Droht der Polizei in NRW ein Fälschungsskandal? Die Polizei in Mülheim soll die Kriminalstatistik geschönt haben. Es wurden deutlich mehr Diebstähle als aufgeklärt angegeben als tatsächlich Fälle gelöst wurden. Das behauptet ein renommierter Wissenschaftler in einer Studie. Nur ein Einzelfall? Die Vorwürfe sind brisant.
Wenn an diesem Donnerstag der Innenausschuss des nordrhein-westfälischen Landtages zu einer öffentlichen Anhörung in Sachen „Maßnahmenpaket zur Bekämpfung des Wohnungseinbruchsdiebstahls“ zusammenkommt, so birgt zumindest eine der Stellungnahmen politischen Sprengstoff. Der Polizeiwissenschaftler und Kriminologe Dr. Frank Kawelovski spricht in seiner 18-seitigen gutachterlichen Stellungnahme von einer Statistikfälschung seitens einer Polizeibehörde.

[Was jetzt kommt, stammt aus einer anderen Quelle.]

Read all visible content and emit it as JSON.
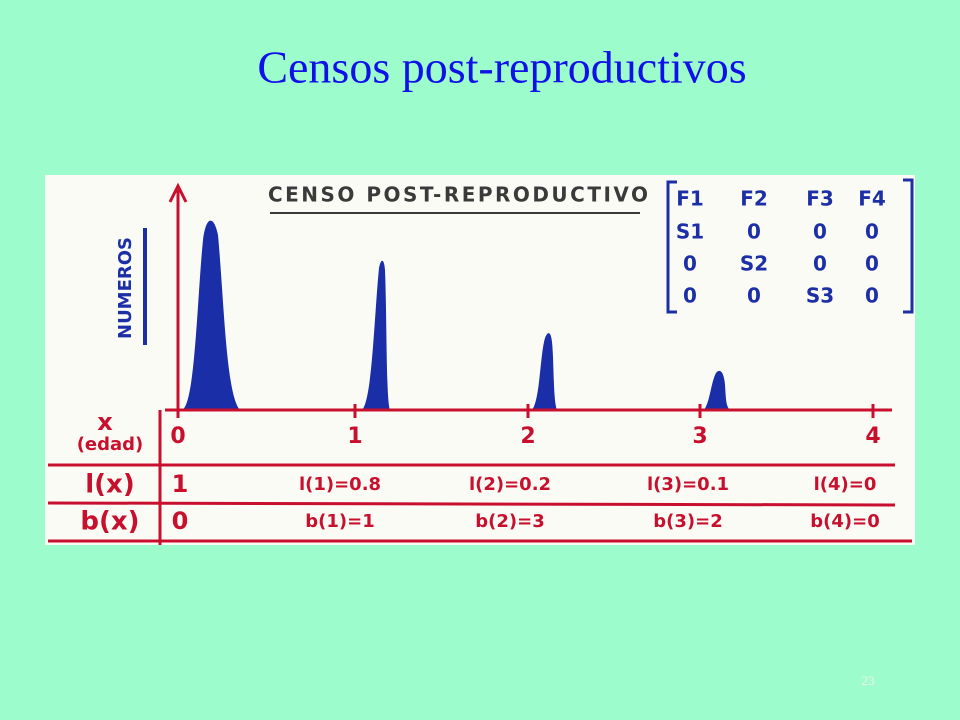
{
  "title": "Censos post-reproductivos",
  "figure": {
    "heading": "CENSO POST-REPRODUCTIVO",
    "y_label": "NUMEROS",
    "matrix": [
      [
        "F1",
        "F2",
        "F3",
        "F4"
      ],
      [
        "S1",
        "0",
        "0",
        "0"
      ],
      [
        "0",
        "S2",
        "0",
        "0"
      ],
      [
        "0",
        "0",
        "S3",
        "0"
      ]
    ],
    "x_label": "x",
    "x_sublabel": "(edad)",
    "x_ticks": [
      "0",
      "1",
      "2",
      "3",
      "4"
    ],
    "rows": [
      {
        "label": "l(x)",
        "cells": [
          "1",
          "l(1)=0.8",
          "l(2)=0.2",
          "l(3)=0.1",
          "l(4)=0"
        ]
      },
      {
        "label": "b(x)",
        "cells": [
          "0",
          "b(1)=1",
          "b(2)=3",
          "b(3)=2",
          "b(4)=0"
        ]
      }
    ]
  },
  "page_number": "23"
}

Es geht um die Aufklärungsquote.
„Wenn künstliche Aufklärungsquoten geschaffen werden, so ist die Polizeiliche Kriminalstatistik (PKS) nicht mehr als Lagebild zur Gewinnung von Maßnahmen geeignet. Das Instrument der PKS wird pervertiert.“ In diesem Zusammenhang prangert Kawelovski die Statistikfälschung an, die sich in der Polizeibehörde Mülheim ereignet habe: „Es gab in den Akten nicht den Hauch eines Ermittlungsansatzes oder einen Hinweis auf einen möglichen Täter. Am Ende stand in den Akten: Es gibt keine Ermittlungsansätze.“ Dennoch wurden 30 solcher Fälle als geklärt in die Statistik gebracht – für den Kriminologen eine einwandfreie Statistikfälschung.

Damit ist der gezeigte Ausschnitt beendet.